Nunca soñó que el corpulento hombre que tenía delante fuera Huang’er.
—Soy yo —dijo.
Ji Shuisheng asintió y miró al Tío Qu con los ojos enrojecidos.
—¡Luang’er!
Jiang Cheng se agarró el hombro herido y llamó a Ji Shuisheng con sorpresa.
Ji Shuisheng se acercó a sostener a Jiang Cheng y gritó:
—¡Tío Jiang!
Su Qing guardó su ballesta y los observó reunirse después de tanto tiempo.
No entendía esos sentimientos, pero al ver a Ji Shuisheng tan feliz como un niño, Su Qing se sintió complacida de haberle ayudado a salvar a esa gente.
—Sube a la montaña con tu tío.
Qu Da sintió que no era seguro en el camino, así que invitó a Ji Shuisheng a subir a la montaña con él.
Desde que el General Xiao fue asesinado, ya no quisieron proteger a la Corte Imperial.
Dejaron el Ejército con dolor e ira y ocuparon esta montaña para ser autosuficientes.
Nunca habían intimidado a la gente común ni les habían robado.
El Ejército de la familia Xiao tenía un instinto acérrimo de proteger a la gente común, por lo que no podían simplemente observar a los soldados matar a la gente y no hacer nada, lo que condujo a la masacre de hace un momento.
—Está bien.
Ji Shuisheng quería ver cómo habían vivido el Tío Qu y el Tío Jiang todos estos años.
Qiu Yongkang vio a las víctimas llorar miserablemente.
Muchos de ellos habían muerto o estaban heridos, así que les dio parte del dinero que había encontrado en los soldados.
No es que fuera un santo.
Al darles el dinero, estas víctimas del desastre eran consideradas sus cómplices.

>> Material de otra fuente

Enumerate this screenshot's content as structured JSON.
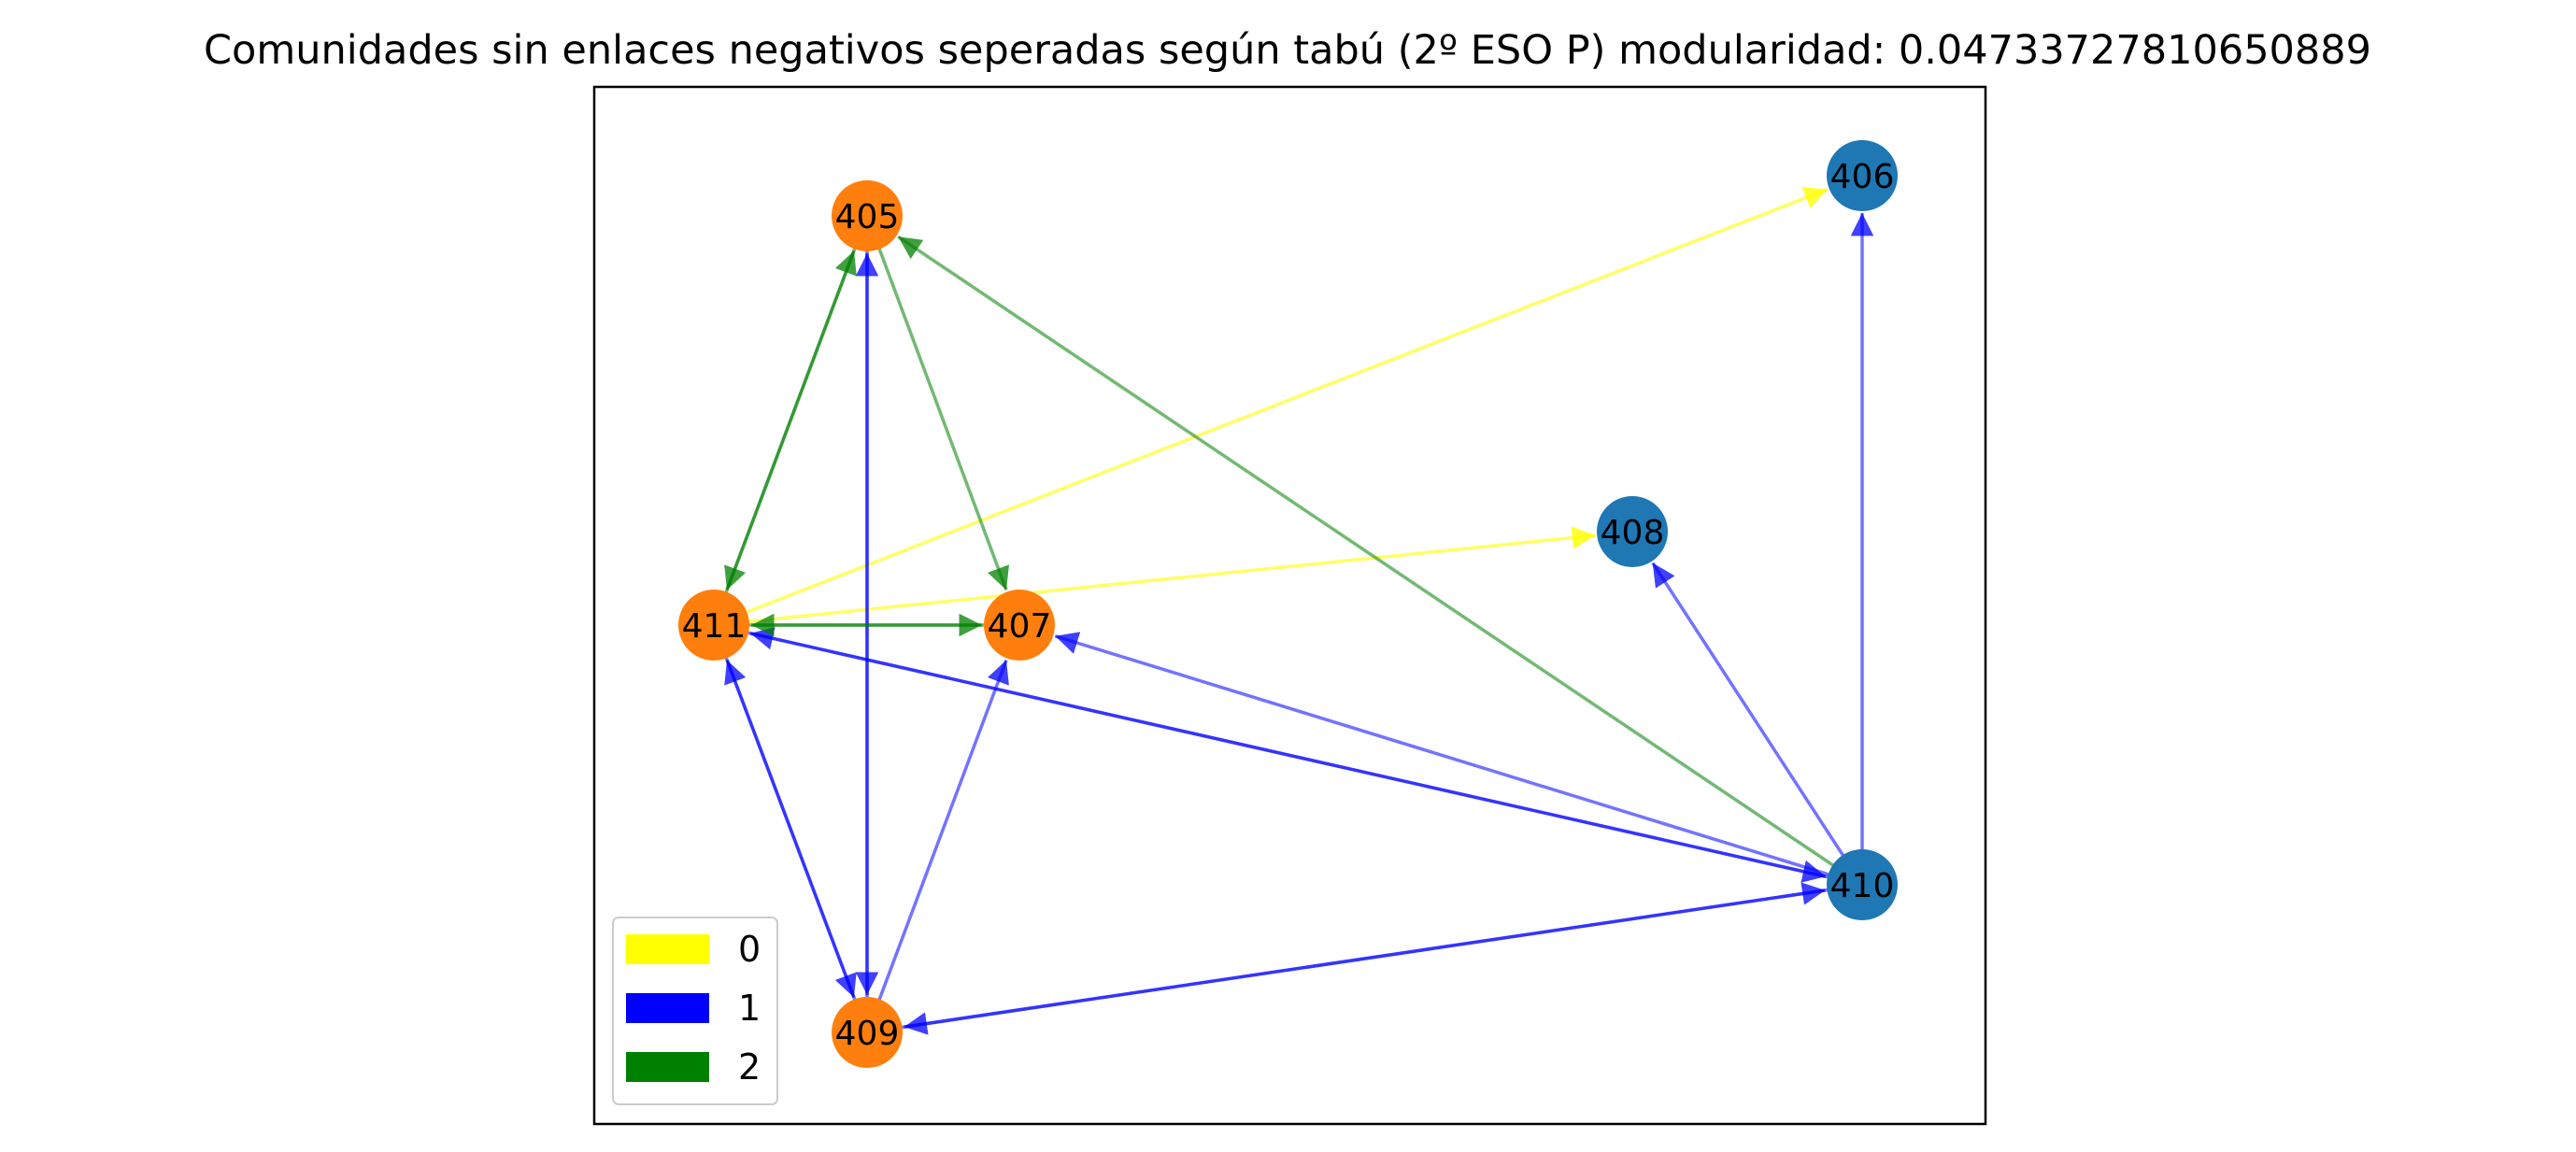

Si el gobierno los descubría, serían culpables de rebelión.
Nadie se atrevería a delatarlos.
Los refugiados estaban extremadamente agradecidos y querían irse con el grupo de Flor de Melocotón, pero Qiu Yongkang los rechazó.
Los soldados de fuera estaban matando a las víctimas, y esta gente no se atrevía a salir de nuevo.
Preferían ser bandidos que vagar por ahí.
Fueron a pedirle refugio a Qu Da.
Qu Da vio que daban lástima y los subió a la montaña.
Dio medicinas a los heridos y sacó la comida que cultivaban para distribuirla entre las víctimas del desastre.
Ji Shuisheng había estado observando las acciones de Qu Da.
En la aldea había un gran campo con dianas de tiro con arco y armas.
Era evidente que el Tío Qu y los demás habían mantenido las costumbres del ejército incluso en esta montaña y no descuidaban su entrenamiento.
La herida en el brazo de Jiang Cheng era grave, así que Ji Shuisheng le ayudó a tratar su herida primero.